Os líderes indianos não agiram tão decisivamente quanto necessário. Por exemplo, eles permitiram e, em alguns casos, incentivaram, grandes reuniões. Esta situação não é nova. Como vimos durante o governo do ex-presidente dos Estados Unidos Donald Trump, ignorar as evidências da necessidade de manter o distanciamento físico para combater o COVID-19 tem consequências catastróficas. Os Estados Unidos registraram mais de 570.000 mortes pela doença, que continua sendo o maior número de mortes causadas pelo COVID-19 em termos absolutos.

o que Natureza De acordo com relatórios em um artigo da World View, os líderes da Índia tornaram-se complacentes depois que os casos diários de COVID-19 atingiram um pico de quase 96.000 em setembro antes de diminuir lentamente, para cerca de 12.000 no início de março. Nesse período, as empresas reabriram. Seguiram-se grandes reuniões, incluindo protestos contra as polêmicas novas leis agrícolas que trouxeram milhares de agricultores às fronteiras de Nova Delhi. Comícios eleitorais e encontros religiosos também continuaram durante março e abril.

Dificuldades de dados

E a Índia tem outros problemas. Uma é que não é fácil para os cientistas acessarem os dados da pesquisa do COVID-19. Isso, por sua vez, os impede de fornecer previsões precisas e conselhos baseados em evidências ao governo. Mesmo na ausência de tais dados, pesquisadores alertaram o governo em setembro passado para ter cuidado ao relaxar as restrições do COVID-19Lanceta 396, 867; 2020) E no início de abril, eles alertaram que uma segunda onda poderia atingir 100.000 casos COVID-19 por dia até o final do mês.
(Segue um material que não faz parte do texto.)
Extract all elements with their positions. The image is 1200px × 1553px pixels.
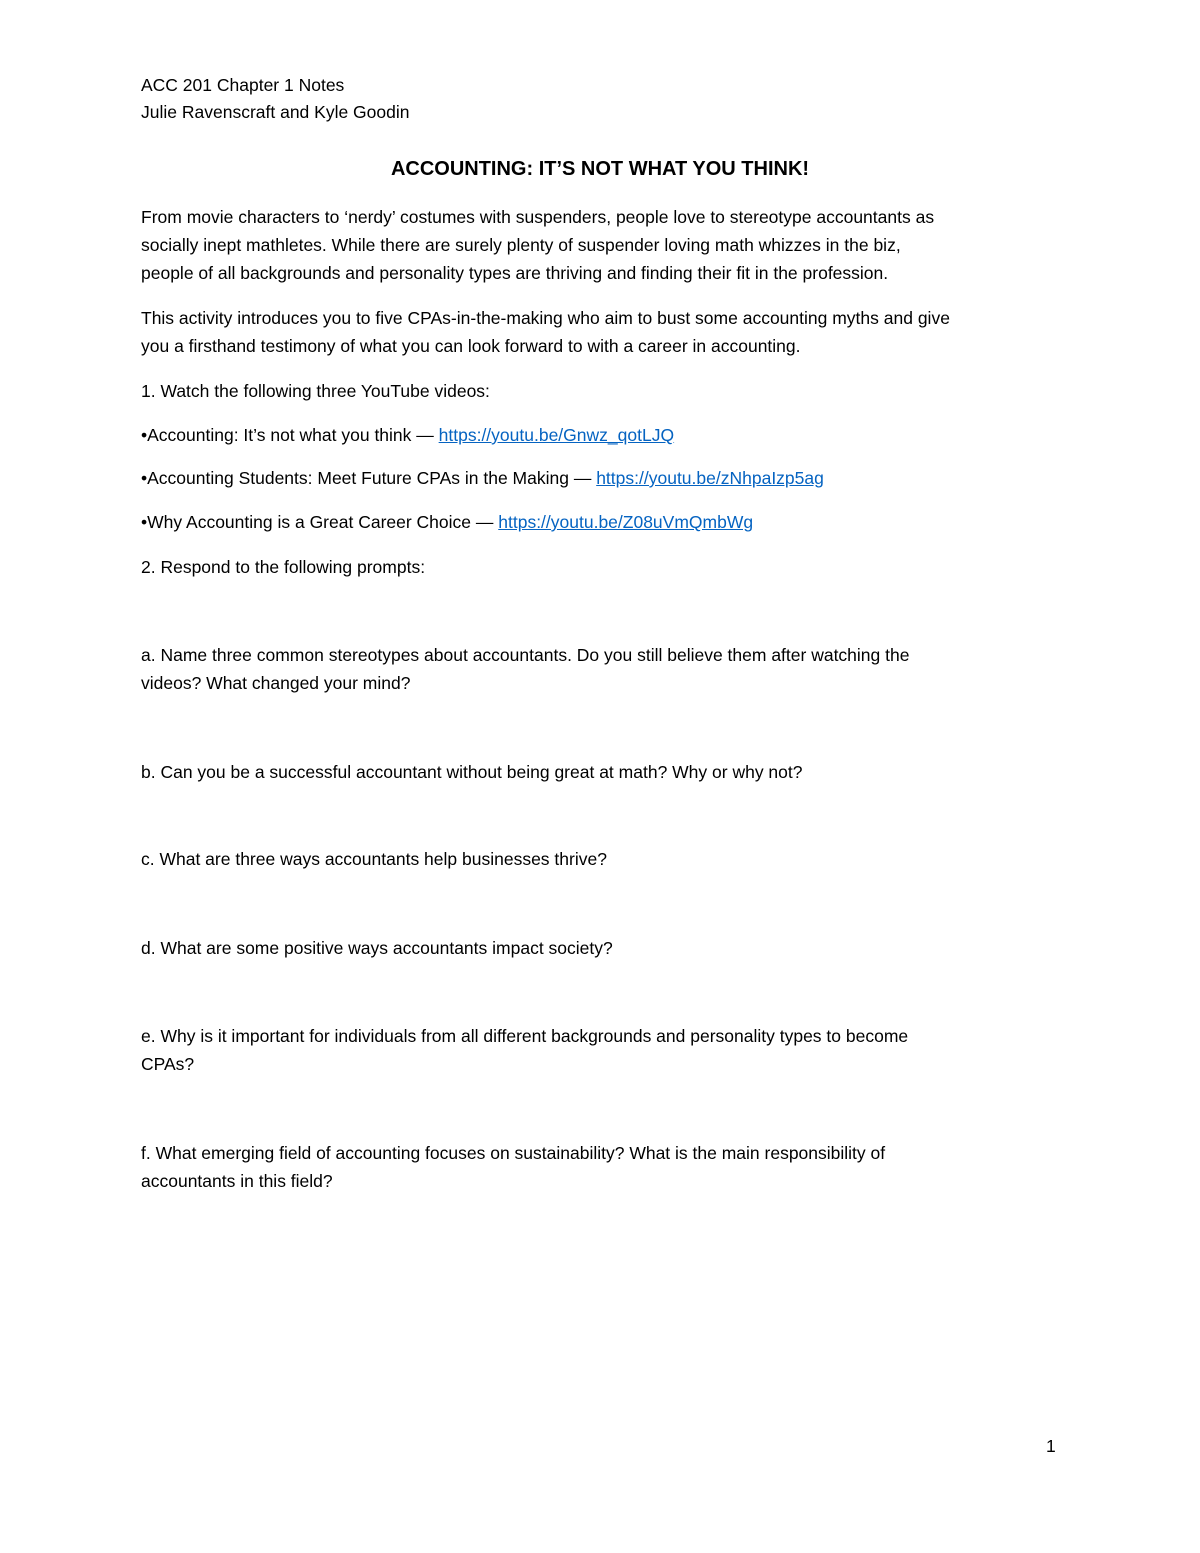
video-item bbox=[141, 464, 824, 492]
video-item bbox=[141, 508, 753, 536]
prompt-line: c. What are three ways accountants help businesses thrive? bbox=[141, 849, 607, 869]
prompt-line: b. Can you be a successful accountant without being great at math? Why or why not? bbox=[141, 762, 803, 782]
video-link[interactable]: https://youtu.be/Gnwz_qotLJQ bbox=[438, 425, 675, 445]
prompt-line: e. Why is it important for individuals from all different backgrounds and personality types to become bbox=[141, 1026, 909, 1046]
video-label: •Why Accounting is a Great Career Choice — bbox=[141, 512, 499, 532]
paragraph-line: people of all backgrounds and personality types are thriving and finding their fit in the profession. bbox=[141, 263, 889, 283]
page-number: 1 bbox=[1046, 1436, 1056, 1456]
page-title: ACCOUNTING: IT’S NOT WHAT YOU THINK! bbox=[390, 158, 810, 180]
video-link[interactable]: https://youtu.be/zNhpaIzp5ag bbox=[596, 468, 824, 488]
video-item bbox=[141, 421, 674, 449]
prompt-line: videos? What changed your mind? bbox=[141, 673, 411, 693]
prompt-line: d. What are some positive ways accountants impact society? bbox=[141, 938, 613, 958]
paragraph-line: From movie characters to ‘nerdy’ costumes with suspenders, people love to stereotype accountants as bbox=[141, 207, 935, 227]
paragraph-line: This activity introduces you to five CPAs-in-the-making who aim to bust some accounting myths and give bbox=[141, 308, 950, 328]
step-2-instruction: 2. Respond to the following prompts: bbox=[141, 557, 426, 577]
prompt-line: a. Name three common stereotypes about accountants. Do you still believe them after watching the bbox=[141, 645, 910, 665]
paragraph-line: you a firsthand testimony of what you can look forward to with a career in accounting. bbox=[141, 336, 801, 356]
authors-header: Julie Ravenscraft and Kyle Goodin bbox=[141, 102, 410, 122]
video-link[interactable]: https://youtu.be/Z08uVmQmbWg bbox=[498, 512, 754, 532]
paragraph-line: socially inept mathletes. While there are surely plenty of suspender loving math whizzes in the biz, bbox=[141, 235, 901, 255]
video-label: •Accounting: It’s not what you think — bbox=[141, 425, 439, 445]
prompt-line: accountants in this field? bbox=[141, 1171, 333, 1191]
step-1-instruction: 1. Watch the following three YouTube videos: bbox=[141, 381, 490, 401]
video-label: •Accounting Students: Meet Future CPAs in the Making — bbox=[141, 468, 597, 488]
course-header: ACC 201 Chapter 1 Notes bbox=[141, 75, 345, 95]
prompt-line: f. What emerging field of accounting focuses on sustainability? What is the main responsibility of bbox=[141, 1143, 886, 1163]
prompt-line: CPAs? bbox=[141, 1054, 195, 1074]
Em 29 de abril, mais de 700 cientistas escreveram ao primeiro-ministro Narendra Modi, solicitando melhor acesso a dados como resultados de testes COVID-19 e resultados clínicos de pacientes em hospitais (ver go.nature.com/3vc1svt), bem como um programa de vigilância do genoma em grande escala para identificar novas variantes (ver go.nature.com/3vd7fak) No dia seguinte, Krishnaswamy Vijayraghavan, o principal conselheiro científico do governo, reconheceu essas preocupações e esclareceu as formas pelas quais pesquisadores não governamentais podem acessar esses dados. A medida foi bem recebida pelos signatários da carta, mas eles disseram Natureza que alguns aspectos do acesso aos dados permanecem obscuros.

Em primeiro lugar, uma carta de protesto não deveria ser necessária. Ao se identificar, os signatários correram um risco: no passado, o governo Modi não reagiu bem aos investigadores que se organizavam para questionar suas políticas. Dois anos atrás, as autoridades não receberam uma carta de mais de 100 economistas e estatísticos pedindo o fim da interferência política nas estatísticas oficiais. A carta foi escrita após a renúncia de altos funcionários da Comissão Nacional de Estatística da Índia pelo que consideraram interferência no momento da divulgação de dados governamentais.

Nunca é bom quando as comunidades de pesquisa têm um relacionamento difícil com seus governos nacionais. Mas isso pode ser fatal no meio de uma pandemia, quando as decisões devem ser rápidas e baseadas em evidências. Ao colocar de lado seus cientistas, os governos do Brasil e da Índia perderam uma oportunidade crucial de reduzir a perda de vidas.

Durante uma pandemia, todos nós precisamos que nossos governos tenham sucesso. Porém, é difícil tomar boas decisões rapidamente, ainda mais com informações incompletas, por isso os dados de saúde devem ser precisos e acessíveis a pesquisadores e médicos. Negar ou ocultar esse acesso corre o risco de prolongar a pandemia.